How do you see those differences and what motivated the creation of it? Do you see those project converge once OTLP become fully GA in all its aspects?
Hello @asafmesika , Thanks for raising this great question!
First, I’m not sure I would say that Data Prepper is like Logstash. The recent release of 1.2.0 introduces log ingestion features which are similar to some Logstash features. Currently Data Prepper supports trace and log ingestion. I hope to see metric data as well in the near future, and there is an issue to support it.
Data Prepper is aiming to support OTel standards similar to the OTel Collector. But, Data Prepper aims to work with other data types and we have a generic event model which is not tied to the OTel specification. We consider OTel an important standard, but do not require it. For example, with log ingestion, users can send logs straight from FluentBit to Data Prepper.

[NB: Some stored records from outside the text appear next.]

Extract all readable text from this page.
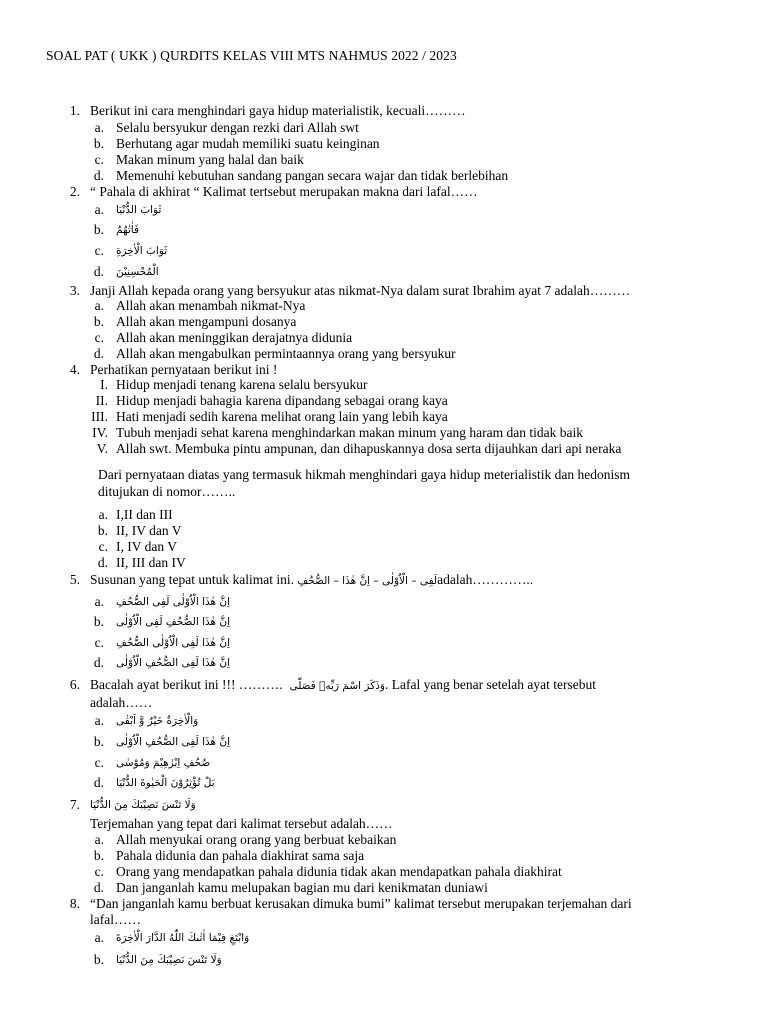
SOAL PAT ( UKK ) QURDITS KELAS VIII MTS NAHMUS 2022 / 2023
1. Berikut ini cara menghindari gaya hidup materialistik, kecuali………
a. Selalu bersyukur dengan rezki dari Allah swt
b. Berhutang agar mudah memiliki suatu keinginan
c. Makan minum yang halal dan baik
d. Memenuhi kebutuhan sandang pangan secara wajar dan tidak berlebihan
2. “ Pahala di akhirat “ Kalimat tertsebut merupakan makna dari lafal……
a. ثَوَابَ الدُّنْيَا
b. فَاٰتٰهُمُ
c. ثَوَابَ الْاٰخِرَةِ
d. الْمُحْسِنِيْنَ
3. Janji Allah kepada orang yang bersyukur atas nikmat-Nya dalam surat Ibrahim ayat 7 adalah………
a. Allah akan menambah nikmat-Nya
b. Allah akan mengampuni dosanya
c. Allah akan meninggikan derajatnya didunia
d. Allah akan mengabulkan permintaannya orang yang bersyukur
4. Perhatikan pernyataan berikut ini !
I. Hidup menjadi tenang karena selalu bersyukur
II. Hidup menjadi bahagia karena dipandang sebagai orang kaya
III. Hati menjadi sedih karena melihat orang lain yang lebih kaya
IV. Tubuh menjadi sehat karena menghindarkan makan minum yang haram dan tidak baik
V. Allah swt. Membuka pintu ampunan, dan dihapuskannya dosa serta dijauhkan dari api neraka
Dari pernyataan diatas yang termasuk hikmah menghindari gaya hidup meterialistik dan hedonism
ditujukan di nomor……..
a. I,II dan III
b. II, IV dan V
c. I, IV dan V
d. II, III dan IV
5. Susunan yang tepat untuk kalimat ini. لَفِى – الْاُوْلٰى – اِنَّ هٰذَا – الصُّحُفِadalah…………..
a. اِنَّ هٰذَا الْاُوْلٰى لَفِى الصُّحُفِ
b. اِنَّ هٰذَا الصُّحُفِ لَفِى الْاُوْلٰى
c. اِنَّ هٰذَا لَفِى الْاُوْلٰى الصُّحُفِ
d. اِنَّ هٰذَا لَفِى الصُّحُفِ الْاُوْلٰى
6. Bacalah ayat berikut ini !!! ………. وَذَكَرَ اسْمَ رَبِّهٖ فَصَلّٰى. Lafal yang benar setelah ayat tersebut
adalah……
a. وَالْاٰخِرَةُ خَيْرٌ وَّ اَبْقٰى
b. اِنَّ هٰذَا لَفِى الصُّحُفِ الْاُوْلٰى
c. صُحُفِ اِبْرٰهِيْمَ وَمُوْسٰى
d. بَلْ تُؤْثِرُوْنَ الْحَيٰوةَ الدُّنْيَا
7. وَلَا تَنْسَ نَصِيْبَكَ مِنَ الدُّنْيَا
Terjemahan yang tepat dari kalimat tersebut adalah……
a. Allah menyukai orang orang yang berbuat kebaikan
b. Pahala didunia dan pahala diakhirat sama saja
c. Orang yang mendapatkan pahala didunia tidak akan mendapatkan pahala diakhirat
d. Dan janganlah kamu melupakan bagian mu dari kenikmatan duniawi
8. “Dan janganlah kamu berbuat kerusakan dimuka bumi” kalimat tersebut merupakan terjemahan dari
lafal……
a. وَابْتَغِ فِيْمَا اٰتٰىكَ اللّٰهُ الدَّارَ الْاٰخِرَةَ
b. وَلَا تَنْسَ نَصِيْبَكَ مِنَ الدُّنْيَا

I see Data Prepper and the OTel Collector as being complimentary tools to each other. Indeed many of our examples consider the scenario of an OTel Collector agent sending traces to Data Prepper. Data Prepper currently supports stateful processing of trace data and upcoming features for stateful aggregation. It is distributed with a concept of peers to support this stateful work.
I hope this helps answer your question. I’m sure there is more to discuss, and I’m happy to continue.
Thanks for the taking the time to answer David (@dlv). Couple of follow up questions here.
I know that OpenTelemtry Collector Processors can also support stateful processing, yet from it’s architecture wasn’t designed to scale out as you described. Can you elaborate on this and point to any references to learn more? More specifically, what algorithms and 3rd party systems does it require to do the coordination work (i.e. etc, ZK, …)?
Data Prepper currently has a peer-forwarder processor which routes Events to the node which should handle those events.
Data Prepper uses consistent hashing and a hash-ring to determine which node handles which events. Nodes in Data Prepper discovery each through one of three mechanisms: 1) static IP list; 2) DNS; 3) AWS CloudMap. The nodes are all identified by IP address. The current peer-forwarder hashes the traceId of the trace. So it is limited only to trace events.
GitHub issue #700 is an RFC to generalizing the peer-forwarding capability. It will still use the same hash-ring approach and the same service discovery options. But, it will support configurable field names (beyond just traceId) and will be part of the core Data Prepper functionality. It will no longer be a processor.
One thing that is not discussed there, but I’d like to do is support a pluggable service-discovery mechanism. Right now, new service discovery options have to be added directly into the code through an enum.